Granger did the right thing
When the stakes are high — and $700 billion qualifies — what we look for from our leaders is leadership. I am grateful for Rep. Kay Granger’s leadership this week as she swallowed hard and cast her vote to allow liquidity to be restored in our credit markets.
While I can find not one person happy to spend this kind of money because of our near unanimous belief that it didn’t have to be this way, neither can I find anyone who really wants to bear the pain of a huge shock to the U.S. and world economy that not acting will likely bring.
Put it this way: there is a world of difference in finding the bottom of the real estate bubble at 10 mph versus 100 mph. Ten will scrape and bruise us, a hundred will break bones.
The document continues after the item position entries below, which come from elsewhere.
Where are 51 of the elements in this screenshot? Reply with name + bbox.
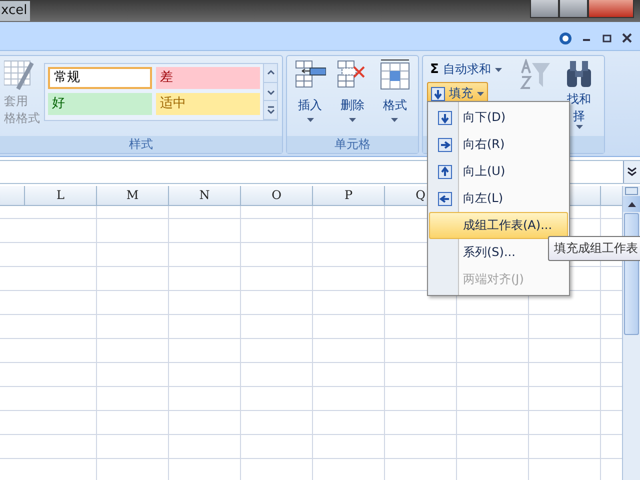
- caret-icon: [576, 125, 582, 129]
- menu-item[interactable]: 向右(R): [429, 131, 568, 158]
- column-header[interactable]: L: [25, 186, 97, 206]
- gallery-more-button[interactable]: [264, 101, 277, 120]
- menu-item[interactable]: 向上(U): [429, 158, 568, 185]
- help-icon: [559, 32, 572, 44]
- format-cells-icon: [378, 59, 411, 91]
- ribbon-button[interactable]: 格式: [376, 59, 414, 133]
- fill-right-icon: [438, 138, 452, 152]
- window-title: xcel: [0, 1, 30, 21]
- caret-icon: [391, 118, 398, 122]
- autosum-button[interactable]: Σ 自动求和: [427, 59, 511, 80]
- column-header[interactable]: N: [169, 186, 241, 206]
- ribbon-button[interactable]: 插入: [291, 59, 330, 133]
- column-header[interactable]: M: [97, 186, 169, 206]
- fill-up-icon: [438, 164, 452, 178]
- scroll-up-button[interactable]: [623, 196, 640, 212]
- split-handle[interactable]: [625, 187, 638, 195]
- group-label: 样式: [0, 136, 282, 153]
- gallery-down-button[interactable]: [264, 82, 277, 102]
- arrow-icon: [264, 105, 276, 116]
- table-grid-icon: [4, 59, 34, 93]
- column-header[interactable]: P: [313, 186, 385, 206]
- restore-icon: [602, 33, 612, 43]
- close-button[interactable]: [588, 0, 634, 18]
- double-chevron-icon: [627, 167, 637, 177]
- maximize-button[interactable]: [559, 0, 588, 18]
- sort-filter-icon: [520, 59, 550, 91]
- fill-left-icon: [438, 192, 452, 206]
- caret-icon: [477, 92, 484, 96]
- menu-item[interactable]: 成组工作表(A)...: [429, 212, 568, 239]
- minimize-button[interactable]: [530, 0, 559, 18]
- group-label: 单元格: [287, 136, 418, 153]
- fill-down-icon: [438, 110, 452, 124]
- cell-style[interactable]: 差: [156, 67, 260, 89]
- cell-style[interactable]: 常规: [48, 67, 152, 89]
- caret-icon: [494, 68, 502, 72]
- cell-style[interactable]: 好: [48, 93, 152, 115]
- gallery-up-button[interactable]: [264, 64, 277, 83]
- ribbon-button[interactable]: 删除: [333, 59, 372, 133]
- tooltip: 填充成组工作表: [548, 236, 640, 261]
- caret-icon: [348, 118, 356, 122]
- close-icon: [622, 33, 632, 43]
- cell-style[interactable]: 适中: [156, 93, 260, 115]
- fill-down-icon: [431, 86, 445, 100]
- sigma-icon: Σ: [430, 62, 439, 77]
- menu-item[interactable]: 向下(D): [429, 104, 568, 131]
- caret-icon: [306, 118, 314, 122]
- expand-formula-button[interactable]: [623, 161, 640, 183]
- column-header[interactable]: O: [241, 186, 313, 206]
- up-arrow-icon: [628, 202, 636, 206]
At 10 mph we can quickly recover a little battered, at 100 mph our bitterness, fear and real damage to lives everywhere may not allow us to recover for years.
It is entirely human for us to react angrily and to demand our pound of flesh for what we believe are other’s misdeeds. It is also entirely human for us to engage our forebrains and look as dispassionately as possible at the math, which nearly every responsible and knowledgeable economist in the country has done, and see that we now need to set our feelings aside and act responsibly to shore up the credit markets to cushion to the extent we can the inevitable bitter pill of the free market adjusting itself.